SALT LAKE CITY — When Roberta Romero logged into her bank card account to pay her bill last month, she noticed an unusual charge — $1.40 from a McDonald’s in Brooklyn, N.Y.
The problem was that she had not been to New York recently and the charge was described as an “in person” transaction.
“On (that day), I was using the same credit card at Hill Air Force Base,” she said. She contacted her credit card company and was told that her card had likely been cloned or “skimmed.”
Skimming is the theft of credit card information used in an otherwise legitimate transaction. Often thieves procure a victim's credit card number using more advanced methods — such as using a small electronic device (skimmer) to swipe and store hundreds of credit card numbers from the magnetic strip on the back of the card or basic methods such as photocopying receipts, according to Charles Groat, Zions Bank senior vice president of Bankcard Risk Management.

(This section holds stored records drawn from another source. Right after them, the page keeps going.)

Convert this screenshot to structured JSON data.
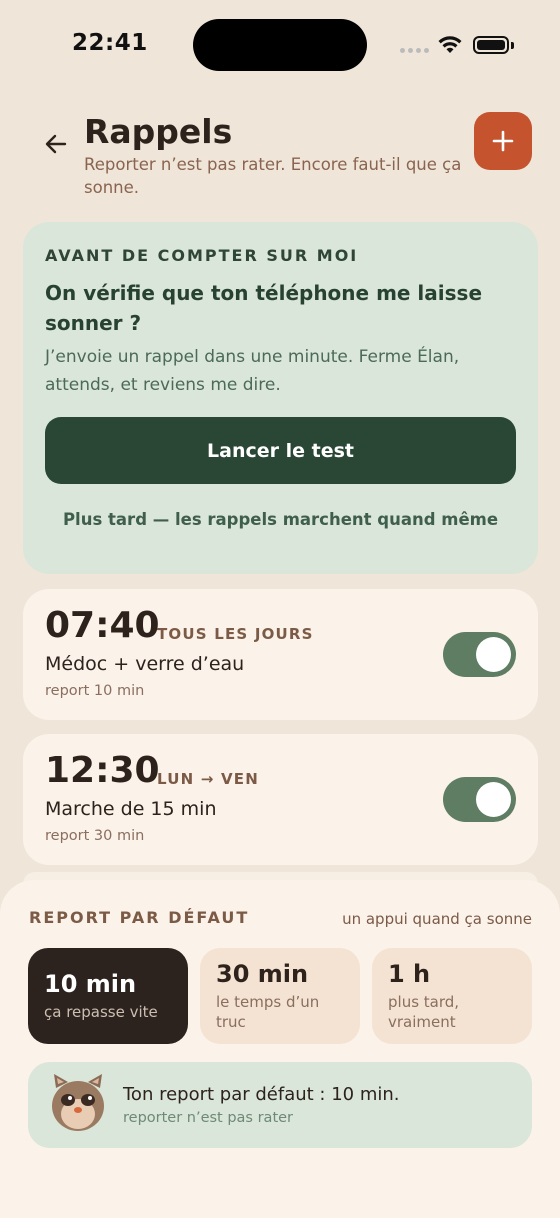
{
  "status": {
    "time": "22:41"
  },
  "header": {
    "title": "Rappels",
    "subtitle": "Reporter n’est pas rater. Encore faut-il que ça sonne."
  },
  "test_card": {
    "eyebrow": "AVANT DE COMPTER SUR MOI",
    "title": "On vérifie que ton téléphone me laisse sonner ?",
    "body": "J’envoie un rappel dans une minute. Ferme Élan, attends, et reviens me dire.",
    "button_label": "Lancer le test",
    "later_label": "Plus tard — les rappels marchent quand même"
  },
  "reminders": [
    {
      "time": "07:40",
      "days": "TOUS LES JOURS",
      "label": "Médoc + verre d’eau",
      "snooze": "report 10 min",
      "enabled": true
    },
    {
      "time": "12:30",
      "days": "LUN → VEN",
      "label": "Marche de 15 min",
      "snooze": "report 30 min",
      "enabled": true
    }
  ],
  "snooze_sheet": {
    "heading": "REPORT PAR DÉFAUT",
    "hint": "un appui quand ça sonne",
    "options": [
      {
        "value": "10 min",
        "desc": "ça repasse vite",
        "selected": true
      },
      {
        "value": "30 min",
        "desc": "le temps d’un truc",
        "selected": false
      },
      {
        "value": "1 h",
        "desc": "plus tard, vraiment",
        "selected": false
      }
    ],
    "banner_title": "Ton report par défaut : 10 min.",
    "banner_sub": "reporter n’est pas rater"
  },
  "colors": {
    "background": "#efe5d8",
    "accent": "#c4532e",
    "green_dark": "#2a4635",
    "green_light": "#dae6da",
    "toggle_on": "#5e7d63"
  },
  "icons": [
    "back-arrow-icon",
    "plus-icon",
    "wifi-icon",
    "battery-icon",
    "mascot-icon"
  ]
}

Skimming can also occur at businesses such as gas stations when a third-party card-reading device is installed either outside or inside a fuel dispenser or other card-swiping terminal, he added. This device allows a thief to capture a customer’s credit and debit card information, including their PIN, with each card swipe.

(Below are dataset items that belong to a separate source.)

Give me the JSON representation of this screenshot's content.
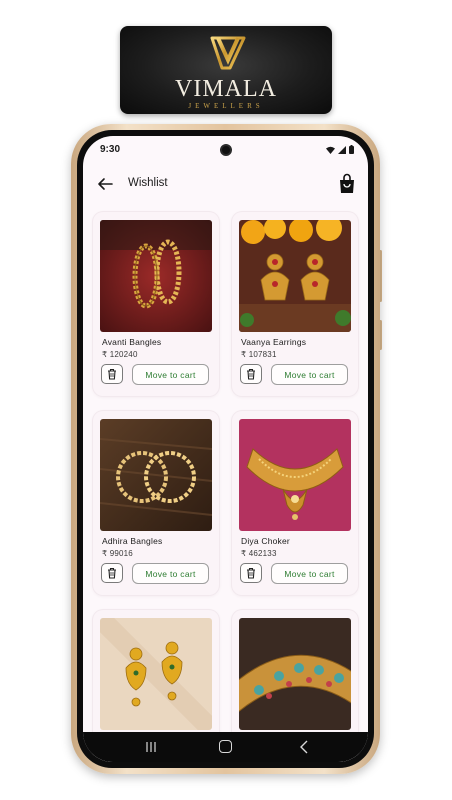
{
  "brand": {
    "name": "VIMALA",
    "tagline": "JEWELLERS",
    "logo_icon": "diamond-v-logo",
    "gold_color": "#c9a24a"
  },
  "status_bar": {
    "time": "9:30",
    "icons": [
      "wifi-icon",
      "signal-icon",
      "battery-icon"
    ]
  },
  "app_bar": {
    "title": "Wishlist",
    "back_icon": "arrow-left-icon",
    "cart_icon": "shopping-bag-icon"
  },
  "wishlist": {
    "items": [
      {
        "name": "Avanti Bangles",
        "price": "₹ 120240",
        "action": "Move to cart",
        "image": "gold-bangles-pair"
      },
      {
        "name": "Vaanya Earrings",
        "price": "₹ 107831",
        "action": "Move to cart",
        "image": "jhumka-earrings"
      },
      {
        "name": "Adhira Bangles",
        "price": "₹ 99016",
        "action": "Move to cart",
        "image": "twisted-bangles"
      },
      {
        "name": "Diya Choker",
        "price": "₹ 462133",
        "action": "Move to cart",
        "image": "gold-choker"
      },
      {
        "name": "",
        "price": "",
        "action": "",
        "image": "drop-earrings"
      },
      {
        "name": "",
        "price": "",
        "action": "",
        "image": "enamel-kada"
      }
    ]
  },
  "nav_bar": {
    "icons": [
      "recents-icon",
      "home-icon",
      "back-icon"
    ]
  },
  "colors": {
    "accent_green": "#2e7d32",
    "page_background": "#fdf8fb",
    "frame_gold": "#e3c49e"
  }
}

Instances of skimming have been reported where the perpetrator has installed a device over the card slot of an automated teller machine or gas pump, which then reads the magnetic strip as the user unknowingly passes their card through it, Groat said. These devices are often used in conjunction with a miniature camera that is inconspicuously attached to the ATM or fueling machine to read the user's PIN at the same time.
For Romero, the episode of having her card skimmed left her feeling a bit uneasy. But she avoided any major losses because she worked with her bank, which canceled the card, and she was not held responsible for the fraudulent charges.

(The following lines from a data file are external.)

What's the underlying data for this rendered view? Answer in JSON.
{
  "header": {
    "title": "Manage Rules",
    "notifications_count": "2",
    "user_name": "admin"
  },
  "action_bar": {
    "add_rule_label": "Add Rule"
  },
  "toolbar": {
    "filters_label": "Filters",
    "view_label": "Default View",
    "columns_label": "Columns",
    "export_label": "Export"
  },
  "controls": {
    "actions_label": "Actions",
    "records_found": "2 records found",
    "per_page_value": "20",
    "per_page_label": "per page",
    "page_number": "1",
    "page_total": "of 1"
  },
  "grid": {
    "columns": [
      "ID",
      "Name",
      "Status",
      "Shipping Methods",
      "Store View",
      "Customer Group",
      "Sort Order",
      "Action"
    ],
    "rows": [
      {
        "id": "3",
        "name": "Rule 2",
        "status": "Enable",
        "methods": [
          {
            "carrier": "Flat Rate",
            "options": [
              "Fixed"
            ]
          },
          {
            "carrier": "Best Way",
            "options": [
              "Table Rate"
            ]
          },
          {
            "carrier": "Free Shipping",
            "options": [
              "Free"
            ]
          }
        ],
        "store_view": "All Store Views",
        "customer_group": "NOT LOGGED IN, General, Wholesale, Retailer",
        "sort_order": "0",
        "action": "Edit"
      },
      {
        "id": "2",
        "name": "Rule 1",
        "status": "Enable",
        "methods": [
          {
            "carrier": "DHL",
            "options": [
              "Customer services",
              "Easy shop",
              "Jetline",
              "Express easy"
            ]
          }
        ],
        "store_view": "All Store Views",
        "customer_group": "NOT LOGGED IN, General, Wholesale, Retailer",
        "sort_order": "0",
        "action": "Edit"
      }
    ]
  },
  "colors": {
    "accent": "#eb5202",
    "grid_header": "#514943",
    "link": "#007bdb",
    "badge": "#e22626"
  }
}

“I was lucky that it was only $1.40 that actually got charged,” she said.
Fraud schemes like skimming have become an increasing problem across the country, said Linda Sherry, director of national priorities for Consumer Action — a San Francisco-based nonprofit national consumer education and advocacy group. Crooks use the duplicate cards not only for purchasing good and services, but also to “drain people’s bank accounts.”
“Some of the (skimming devices) are connected wirelessly,” she said. Scammers from a remote location then access the information.
“It’s a problem for the retail industry,” she said. Card companies are becoming much more proactive about contacting consumers about potential fraudulent activity.
“It is all part of their fraud control measures,” Sherry said.
Maverik, which is based in Afton, Wyo., and operates 250 convenience stores and fuel stations in 10 states including more than 100 in Utah, employs fraud safety measures that comply with the payment card industry standards. Those standards include tamper-proof keypads on their payment devices, said Nancy Couch, Maverik loss prevention director.
“If you put a card into one of the pumps equipped with that technology, then it can’t be skimmed,” she said.
The company also uses added features like tamper stickers to indicate whether a pump has been improperly accessed as well as other procedures to enhance security in an effort to prevent fraud wherever possible.
However, Groat said there is only so much that can be done by retailers to avoid scammers. It will require cooperation between merchants and card companies to improve security as well as consumers diligently monitoring their transactions.
“Customers should review their bank statements … and look for out of pattern transactions,” he explained. “Be collaborative (with their bank) to prevent fraud as much as possible.”